Qt QML Hot Tips #2
Mike Trahearn - Qt QML Hot Tips

Qt QML Hot Tips #2


Welcome to Part 2!

Continuing on a theme of raging against the tide of poorly written QML using examples from years of swooning over such elegantly and thoughtfully written mistakes...

Get your Property in Order!

Continuing on the theme of properties, a brief word on their declarations in C++. For C++ only Qt projects, you may only use them for e.g. some kind of RTTI, an abstraction for serialisation or just a mere convenience in Qt Creator's editor for generating all the getters and setters for you - which, by the way is a very nice feature.

But for QML projects using such C++ classes we need to take a bit more care...

QML Bindings

Of course you can't go far with QML without coming across bindings. They come in a variety of flavours from simple property assignments to relational couplings to other properties to function return values and many other exotic cases.

Let's take an example:

import QtQuick.Window // no version numbers needed since Qt 5.1

import My.Theme

Window {

?id: window

?width: 640

?height: 480

?visible: true

?color: MyTheme.backgroundColor

?Image {

???id: background

???width: window.width

???height: window.height

???source: Qt.resolvedUrl("semi-transparent-background.png")

?}

}        

(Notwithstanding this is a contrived example since you could use QtQuick.Controls' ApplicationWindow and set the background delegate to the Image and you can forget the sizing as it is done for you or even with the above you could use anchors), you'll notice the two binding expressions for width and height in the background Image.

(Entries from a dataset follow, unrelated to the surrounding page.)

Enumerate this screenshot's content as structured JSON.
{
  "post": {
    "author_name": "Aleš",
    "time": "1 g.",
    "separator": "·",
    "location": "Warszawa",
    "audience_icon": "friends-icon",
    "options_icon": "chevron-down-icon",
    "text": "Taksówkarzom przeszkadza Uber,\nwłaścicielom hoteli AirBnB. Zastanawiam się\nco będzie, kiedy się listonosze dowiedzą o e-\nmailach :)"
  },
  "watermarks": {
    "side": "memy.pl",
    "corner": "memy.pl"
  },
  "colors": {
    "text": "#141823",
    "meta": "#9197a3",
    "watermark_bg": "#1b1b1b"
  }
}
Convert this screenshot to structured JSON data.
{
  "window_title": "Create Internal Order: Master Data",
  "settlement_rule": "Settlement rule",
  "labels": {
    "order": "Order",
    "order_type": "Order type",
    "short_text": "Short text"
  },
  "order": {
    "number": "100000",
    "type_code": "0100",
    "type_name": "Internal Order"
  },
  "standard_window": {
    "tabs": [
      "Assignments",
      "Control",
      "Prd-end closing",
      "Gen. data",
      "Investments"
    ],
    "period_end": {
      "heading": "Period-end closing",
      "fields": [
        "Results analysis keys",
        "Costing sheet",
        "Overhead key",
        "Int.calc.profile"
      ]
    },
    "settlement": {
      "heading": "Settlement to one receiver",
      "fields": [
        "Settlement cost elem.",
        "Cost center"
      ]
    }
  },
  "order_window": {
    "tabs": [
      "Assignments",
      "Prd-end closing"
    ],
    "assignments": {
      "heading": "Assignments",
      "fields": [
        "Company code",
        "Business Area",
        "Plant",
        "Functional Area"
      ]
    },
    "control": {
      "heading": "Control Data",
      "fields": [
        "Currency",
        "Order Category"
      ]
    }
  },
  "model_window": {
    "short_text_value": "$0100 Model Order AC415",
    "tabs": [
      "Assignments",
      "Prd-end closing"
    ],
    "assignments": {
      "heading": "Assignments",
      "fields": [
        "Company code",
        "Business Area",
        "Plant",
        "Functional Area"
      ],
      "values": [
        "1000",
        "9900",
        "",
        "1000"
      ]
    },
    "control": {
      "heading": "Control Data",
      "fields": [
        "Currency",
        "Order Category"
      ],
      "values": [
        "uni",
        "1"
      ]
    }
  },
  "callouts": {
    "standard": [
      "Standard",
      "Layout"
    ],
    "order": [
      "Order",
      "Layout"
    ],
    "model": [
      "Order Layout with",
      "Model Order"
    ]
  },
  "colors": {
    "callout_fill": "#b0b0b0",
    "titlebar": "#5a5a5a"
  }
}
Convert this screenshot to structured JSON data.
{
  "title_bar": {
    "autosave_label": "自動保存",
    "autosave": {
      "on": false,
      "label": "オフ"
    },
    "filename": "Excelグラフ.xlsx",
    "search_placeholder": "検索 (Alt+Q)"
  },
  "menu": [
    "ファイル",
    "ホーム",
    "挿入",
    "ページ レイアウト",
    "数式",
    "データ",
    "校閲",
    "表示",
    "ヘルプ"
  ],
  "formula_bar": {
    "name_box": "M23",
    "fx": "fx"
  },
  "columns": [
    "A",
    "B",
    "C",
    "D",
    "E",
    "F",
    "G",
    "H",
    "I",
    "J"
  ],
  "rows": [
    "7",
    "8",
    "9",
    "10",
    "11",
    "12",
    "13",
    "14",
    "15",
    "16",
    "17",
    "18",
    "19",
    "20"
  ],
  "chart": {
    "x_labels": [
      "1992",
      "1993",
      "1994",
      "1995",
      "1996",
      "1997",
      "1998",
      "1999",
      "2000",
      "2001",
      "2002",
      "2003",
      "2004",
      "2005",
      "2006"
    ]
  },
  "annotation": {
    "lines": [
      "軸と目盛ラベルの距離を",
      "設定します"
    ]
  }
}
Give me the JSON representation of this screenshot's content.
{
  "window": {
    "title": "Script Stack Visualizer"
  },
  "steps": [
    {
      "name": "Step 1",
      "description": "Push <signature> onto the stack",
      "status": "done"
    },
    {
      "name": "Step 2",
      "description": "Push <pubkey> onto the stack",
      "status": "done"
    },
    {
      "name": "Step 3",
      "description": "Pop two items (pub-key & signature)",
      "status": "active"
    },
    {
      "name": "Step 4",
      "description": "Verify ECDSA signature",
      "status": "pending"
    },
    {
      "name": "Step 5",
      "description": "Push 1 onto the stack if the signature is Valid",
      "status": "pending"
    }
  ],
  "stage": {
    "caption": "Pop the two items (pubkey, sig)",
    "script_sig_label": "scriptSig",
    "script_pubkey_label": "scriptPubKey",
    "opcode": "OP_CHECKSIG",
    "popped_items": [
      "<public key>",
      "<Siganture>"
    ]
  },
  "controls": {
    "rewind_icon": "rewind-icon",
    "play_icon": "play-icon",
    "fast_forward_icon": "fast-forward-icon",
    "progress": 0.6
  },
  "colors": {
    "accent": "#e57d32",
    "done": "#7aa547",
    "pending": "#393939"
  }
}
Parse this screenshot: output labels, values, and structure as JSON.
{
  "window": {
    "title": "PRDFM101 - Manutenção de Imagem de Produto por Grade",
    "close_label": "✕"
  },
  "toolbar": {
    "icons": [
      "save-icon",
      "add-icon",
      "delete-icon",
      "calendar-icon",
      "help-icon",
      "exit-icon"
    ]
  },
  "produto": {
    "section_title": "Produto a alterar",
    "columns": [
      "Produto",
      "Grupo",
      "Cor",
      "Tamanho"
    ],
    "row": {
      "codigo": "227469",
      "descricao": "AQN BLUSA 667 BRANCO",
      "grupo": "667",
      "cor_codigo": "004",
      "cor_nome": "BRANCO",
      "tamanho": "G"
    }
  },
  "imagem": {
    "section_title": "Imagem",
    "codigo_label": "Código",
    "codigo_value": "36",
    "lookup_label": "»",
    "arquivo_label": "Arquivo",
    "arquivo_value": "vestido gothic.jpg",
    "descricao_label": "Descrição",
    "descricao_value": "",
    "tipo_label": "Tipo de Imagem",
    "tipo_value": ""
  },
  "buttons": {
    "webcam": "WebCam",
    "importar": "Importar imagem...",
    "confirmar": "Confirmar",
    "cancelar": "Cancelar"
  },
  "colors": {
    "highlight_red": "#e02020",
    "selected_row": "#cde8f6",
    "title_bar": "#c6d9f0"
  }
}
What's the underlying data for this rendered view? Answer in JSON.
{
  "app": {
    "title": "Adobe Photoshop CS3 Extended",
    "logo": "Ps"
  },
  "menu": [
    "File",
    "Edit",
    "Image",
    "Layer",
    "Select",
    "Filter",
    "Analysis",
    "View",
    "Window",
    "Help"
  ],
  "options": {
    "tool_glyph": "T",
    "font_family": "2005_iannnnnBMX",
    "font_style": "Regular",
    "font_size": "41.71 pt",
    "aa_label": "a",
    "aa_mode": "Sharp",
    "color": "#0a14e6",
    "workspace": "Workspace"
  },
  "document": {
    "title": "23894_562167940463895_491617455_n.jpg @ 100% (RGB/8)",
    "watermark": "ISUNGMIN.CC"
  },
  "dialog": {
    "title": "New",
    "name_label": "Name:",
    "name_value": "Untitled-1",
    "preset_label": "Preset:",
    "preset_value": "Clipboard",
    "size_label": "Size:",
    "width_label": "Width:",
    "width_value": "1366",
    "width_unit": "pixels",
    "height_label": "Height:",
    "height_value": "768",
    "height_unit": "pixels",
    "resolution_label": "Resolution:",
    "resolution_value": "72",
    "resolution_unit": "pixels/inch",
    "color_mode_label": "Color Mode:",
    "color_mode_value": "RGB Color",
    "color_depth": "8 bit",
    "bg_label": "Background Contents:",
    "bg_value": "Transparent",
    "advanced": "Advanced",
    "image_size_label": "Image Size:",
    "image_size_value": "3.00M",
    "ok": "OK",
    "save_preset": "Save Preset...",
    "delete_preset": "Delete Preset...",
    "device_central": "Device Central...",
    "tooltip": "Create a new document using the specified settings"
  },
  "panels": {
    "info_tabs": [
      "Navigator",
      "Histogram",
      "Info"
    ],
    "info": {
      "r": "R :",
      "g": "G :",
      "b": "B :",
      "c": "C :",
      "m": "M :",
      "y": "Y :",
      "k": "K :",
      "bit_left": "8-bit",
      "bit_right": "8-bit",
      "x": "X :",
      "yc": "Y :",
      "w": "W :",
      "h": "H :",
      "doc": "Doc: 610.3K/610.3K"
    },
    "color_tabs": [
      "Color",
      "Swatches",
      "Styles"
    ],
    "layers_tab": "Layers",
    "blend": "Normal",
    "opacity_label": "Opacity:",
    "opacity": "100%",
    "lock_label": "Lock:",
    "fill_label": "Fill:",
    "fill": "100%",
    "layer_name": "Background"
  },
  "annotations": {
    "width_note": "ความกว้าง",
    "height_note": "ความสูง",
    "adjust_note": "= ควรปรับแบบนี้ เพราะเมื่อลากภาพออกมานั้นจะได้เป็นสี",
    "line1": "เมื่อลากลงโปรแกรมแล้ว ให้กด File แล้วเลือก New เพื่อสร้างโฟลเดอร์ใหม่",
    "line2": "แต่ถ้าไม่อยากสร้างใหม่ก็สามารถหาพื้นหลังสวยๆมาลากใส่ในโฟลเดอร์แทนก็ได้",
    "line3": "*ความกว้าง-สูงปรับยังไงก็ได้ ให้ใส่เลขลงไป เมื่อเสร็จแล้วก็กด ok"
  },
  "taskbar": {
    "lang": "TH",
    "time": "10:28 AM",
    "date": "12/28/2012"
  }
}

Similar to signals and slots in C++ the Window has a height and a width property declared in its C++ backend class which, while having setters and getters, also signals emitted for the change notifications. This causes in turn the Image's width and height property bindings to be re-evaluated automatically and its width and height properties written to accordingly. This obviously updates the Image size.

You'll also notice the window's color (its fill color) is bound to what is called a singleton and is imported by the shown import statement. How to do this is not covered here, but suffice to say that MyTheme.backgroundColor property has a fixed color value and doesn't ever change.

The Golden C++ Property Rules for QML usage

These rules will help you create well formed and well behaved properties for QML use - but also C++ too!

1) All C++ Q_PROPERTYs that may change their value that published to QML MUST have a NOTIFY signal so that any binding expression depending on it will be correctly re-evaluated when it changes. Note that this still applies even in the property is readonly from QML.

2) Q_PROPERTY setter methods should be declared as slots so that the C++ method is available for the QML engine to call.

Note: Normally this is the case, but setters as slots may not always be necessary if you don't need an imperative way to modify a member variable and you actively want to remove that option e.g. if you are just doing simple assignments or bindings. However there are many valid reasons in both QML and C++ (some obscure) where setters as slots are absolutely necessary. Consider your requirements case by case.

3) All C++ Q_PROPERTYs that do not change their value must be declared CONSTANT. This tells the QML Engine that it shouldn't change and will allow you to use it in bindings even without the NOTIFY signal which is not necessary in this case.

The QML Engine will issue a warning at runtime warning if the rules it requires are not followed.

4) The FINAL keyword should be added to ensure that the compiler can spot if a Q_PROPERTY is being overwritten. Note that in future versions of Qt and also in the current Qt for MCUs (Qt Quick UltraLite) this is already enforced and will be essential in future optimisation and performance of the QML runtime and the QML compiler.

5) The property setter shall NOT modify the incoming value such that the value returned from the READ function would different. This is a bit more subtle but can be summarised as:

"What you put in should be the same as what you get out"

A good example is with Qt 5.15 where a QUrl property setter method may have a relative url value resolved to the setting QML context's baseUrl. Or, in a real use case I saw it was deemed perfectly fine to take an absolute url (e.g. a web server) address with a hostname and internally resolve the host to an IP address. In both cases it rendered the url seen inside the setter method as actually different to that which was actually set, and in both cases the NOTIFY signal was not emitted. So not only do we have a different value on the property than as set should it every be read, but we never actually got to be told about it.

Qt 6 now drops this implicit url resolution with QUrl properties as described here:

But if you still need the old behaviour you can set the QML_COMPAT_RESOLVE_URLS_ON_ASSIGNMENT environment variable.

Summary

Take care of your property investments!